Study: Blood samples from 78 patients with SG and 80 patients with CD were tested for anti-gliadin antibody (AGA) IgA (immunoglobulin type A) and IgG (immunoglobulin type G), respectively, d deamidated peptide IgG (DGD-AGA), anti-transglutaminase IgA (tTGA) and anti-andomysium IgA (EmA) antibodies.

Results: The anti-gliadin IgG antibody test was positive in 56.4% of patients with SG and positive in 81.2% of patients with CD with high levels in both groups. The anti-gliadin IgA antibody test was positive in 7.7% of patients with SG and positive in 75% of patients with CD showing lower activity of the enzyme-linked immunosorbent assay in patients with SG compared to to patients with CD. Only 1 of 78 patients with SG had a positive IgG deamidated peptide antibody test, while 88.7% of patients with CD were positive. Anti-transglutaminase and anti-endomysium antibody tests were negative in all patients with SG, while they were respectively 98.7% and 95% positive in patients with CD.

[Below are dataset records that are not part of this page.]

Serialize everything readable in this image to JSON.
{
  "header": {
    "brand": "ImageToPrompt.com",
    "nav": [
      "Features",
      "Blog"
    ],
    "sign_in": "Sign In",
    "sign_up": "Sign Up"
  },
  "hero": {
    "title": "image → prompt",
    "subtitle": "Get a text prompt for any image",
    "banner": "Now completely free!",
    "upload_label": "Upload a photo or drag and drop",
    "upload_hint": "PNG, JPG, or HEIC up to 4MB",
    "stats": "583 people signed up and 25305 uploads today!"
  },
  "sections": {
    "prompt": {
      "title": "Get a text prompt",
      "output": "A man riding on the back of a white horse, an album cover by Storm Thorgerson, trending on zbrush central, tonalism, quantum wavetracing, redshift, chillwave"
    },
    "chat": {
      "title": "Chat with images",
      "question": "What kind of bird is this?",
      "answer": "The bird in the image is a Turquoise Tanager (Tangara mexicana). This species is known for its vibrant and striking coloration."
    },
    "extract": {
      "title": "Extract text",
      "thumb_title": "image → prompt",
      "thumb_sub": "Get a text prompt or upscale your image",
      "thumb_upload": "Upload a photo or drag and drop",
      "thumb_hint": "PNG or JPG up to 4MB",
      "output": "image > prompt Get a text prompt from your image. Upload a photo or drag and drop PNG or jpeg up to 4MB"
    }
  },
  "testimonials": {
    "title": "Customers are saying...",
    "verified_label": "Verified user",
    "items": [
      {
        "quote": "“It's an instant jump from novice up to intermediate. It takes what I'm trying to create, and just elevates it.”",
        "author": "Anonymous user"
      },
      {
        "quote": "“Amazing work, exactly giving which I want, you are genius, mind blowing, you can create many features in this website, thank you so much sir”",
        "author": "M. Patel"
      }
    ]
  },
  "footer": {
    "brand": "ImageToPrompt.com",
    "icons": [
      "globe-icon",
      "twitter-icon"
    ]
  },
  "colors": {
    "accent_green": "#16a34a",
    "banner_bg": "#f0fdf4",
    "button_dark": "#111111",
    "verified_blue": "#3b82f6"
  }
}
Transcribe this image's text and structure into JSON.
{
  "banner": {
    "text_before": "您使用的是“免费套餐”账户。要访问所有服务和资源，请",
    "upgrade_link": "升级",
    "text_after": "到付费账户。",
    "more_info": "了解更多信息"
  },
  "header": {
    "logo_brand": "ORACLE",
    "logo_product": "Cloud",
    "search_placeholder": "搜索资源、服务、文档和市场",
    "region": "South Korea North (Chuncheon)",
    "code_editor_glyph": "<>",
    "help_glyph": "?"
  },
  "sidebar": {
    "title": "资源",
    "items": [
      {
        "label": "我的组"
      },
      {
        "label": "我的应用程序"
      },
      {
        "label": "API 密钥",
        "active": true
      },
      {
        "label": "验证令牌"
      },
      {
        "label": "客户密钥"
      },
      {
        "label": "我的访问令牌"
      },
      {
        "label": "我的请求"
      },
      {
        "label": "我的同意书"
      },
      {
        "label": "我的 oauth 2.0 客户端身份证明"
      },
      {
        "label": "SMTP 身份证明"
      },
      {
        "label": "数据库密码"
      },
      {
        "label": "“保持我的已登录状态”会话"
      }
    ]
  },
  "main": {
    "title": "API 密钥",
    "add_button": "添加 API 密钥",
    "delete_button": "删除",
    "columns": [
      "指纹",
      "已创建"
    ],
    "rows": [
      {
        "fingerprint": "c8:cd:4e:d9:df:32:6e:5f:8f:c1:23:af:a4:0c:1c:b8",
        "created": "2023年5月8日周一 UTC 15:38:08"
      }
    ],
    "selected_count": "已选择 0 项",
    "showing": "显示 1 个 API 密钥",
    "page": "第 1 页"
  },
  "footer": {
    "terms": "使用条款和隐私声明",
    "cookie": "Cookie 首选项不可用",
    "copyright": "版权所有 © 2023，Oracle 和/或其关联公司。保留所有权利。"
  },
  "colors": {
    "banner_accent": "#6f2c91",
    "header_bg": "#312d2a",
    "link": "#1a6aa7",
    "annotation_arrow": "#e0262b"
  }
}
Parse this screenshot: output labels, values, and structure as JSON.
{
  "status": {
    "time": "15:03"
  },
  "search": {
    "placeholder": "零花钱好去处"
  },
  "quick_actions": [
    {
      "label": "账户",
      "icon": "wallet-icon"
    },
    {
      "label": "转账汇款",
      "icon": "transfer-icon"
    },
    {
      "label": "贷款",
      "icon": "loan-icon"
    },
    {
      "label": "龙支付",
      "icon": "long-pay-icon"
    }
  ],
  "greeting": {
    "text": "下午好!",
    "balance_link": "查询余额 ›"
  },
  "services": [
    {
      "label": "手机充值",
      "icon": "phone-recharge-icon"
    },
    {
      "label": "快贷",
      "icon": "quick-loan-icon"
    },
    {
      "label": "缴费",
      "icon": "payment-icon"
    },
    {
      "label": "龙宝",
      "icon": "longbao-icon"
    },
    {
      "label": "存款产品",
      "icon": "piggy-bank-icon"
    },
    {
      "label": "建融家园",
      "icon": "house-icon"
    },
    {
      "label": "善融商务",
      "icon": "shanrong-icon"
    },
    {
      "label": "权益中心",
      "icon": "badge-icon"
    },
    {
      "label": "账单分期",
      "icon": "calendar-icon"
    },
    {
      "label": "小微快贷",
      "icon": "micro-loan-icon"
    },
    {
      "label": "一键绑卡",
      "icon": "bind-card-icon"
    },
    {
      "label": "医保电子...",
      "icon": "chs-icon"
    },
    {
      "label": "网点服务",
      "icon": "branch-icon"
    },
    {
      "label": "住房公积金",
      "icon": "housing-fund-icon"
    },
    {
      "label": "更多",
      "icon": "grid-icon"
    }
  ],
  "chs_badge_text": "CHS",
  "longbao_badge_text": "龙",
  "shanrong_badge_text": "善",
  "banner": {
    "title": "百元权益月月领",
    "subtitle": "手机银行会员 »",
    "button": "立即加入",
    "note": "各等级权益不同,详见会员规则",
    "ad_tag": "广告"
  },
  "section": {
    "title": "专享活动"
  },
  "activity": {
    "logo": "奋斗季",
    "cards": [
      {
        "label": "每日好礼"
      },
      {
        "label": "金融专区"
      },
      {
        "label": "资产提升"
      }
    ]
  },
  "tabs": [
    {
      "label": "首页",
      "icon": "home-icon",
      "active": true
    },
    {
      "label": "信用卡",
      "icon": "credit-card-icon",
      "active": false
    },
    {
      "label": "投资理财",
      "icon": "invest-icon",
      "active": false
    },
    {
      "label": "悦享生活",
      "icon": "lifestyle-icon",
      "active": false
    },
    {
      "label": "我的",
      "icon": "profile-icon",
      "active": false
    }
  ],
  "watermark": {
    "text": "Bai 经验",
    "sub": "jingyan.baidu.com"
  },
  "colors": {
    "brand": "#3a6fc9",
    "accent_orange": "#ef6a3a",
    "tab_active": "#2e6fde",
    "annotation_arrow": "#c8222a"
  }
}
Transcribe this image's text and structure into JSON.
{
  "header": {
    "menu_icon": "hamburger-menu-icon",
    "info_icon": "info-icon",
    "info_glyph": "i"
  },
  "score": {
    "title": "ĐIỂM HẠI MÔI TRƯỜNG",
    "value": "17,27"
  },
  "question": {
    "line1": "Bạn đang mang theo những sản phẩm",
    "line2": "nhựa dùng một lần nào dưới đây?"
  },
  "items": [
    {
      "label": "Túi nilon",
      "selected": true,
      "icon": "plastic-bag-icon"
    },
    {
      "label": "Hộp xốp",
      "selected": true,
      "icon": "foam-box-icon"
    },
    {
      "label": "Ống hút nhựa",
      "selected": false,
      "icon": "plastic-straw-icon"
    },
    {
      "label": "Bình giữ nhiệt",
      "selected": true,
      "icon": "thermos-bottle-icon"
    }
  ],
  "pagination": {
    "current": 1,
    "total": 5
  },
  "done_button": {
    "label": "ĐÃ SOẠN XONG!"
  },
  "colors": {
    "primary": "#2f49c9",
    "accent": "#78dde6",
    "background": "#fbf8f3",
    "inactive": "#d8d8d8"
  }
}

Conclusions: The serological portrait of SG is characterized by a positive anti-gliadin IgG antibody test in slightly more than half of the patients and a positive anti-gliadin IgA antibody test in only a few whereas it There is no positivity for anti-transglutaminase, anti-andomysium and IgG deamidated peptide antibody tests which are specific markers for CD.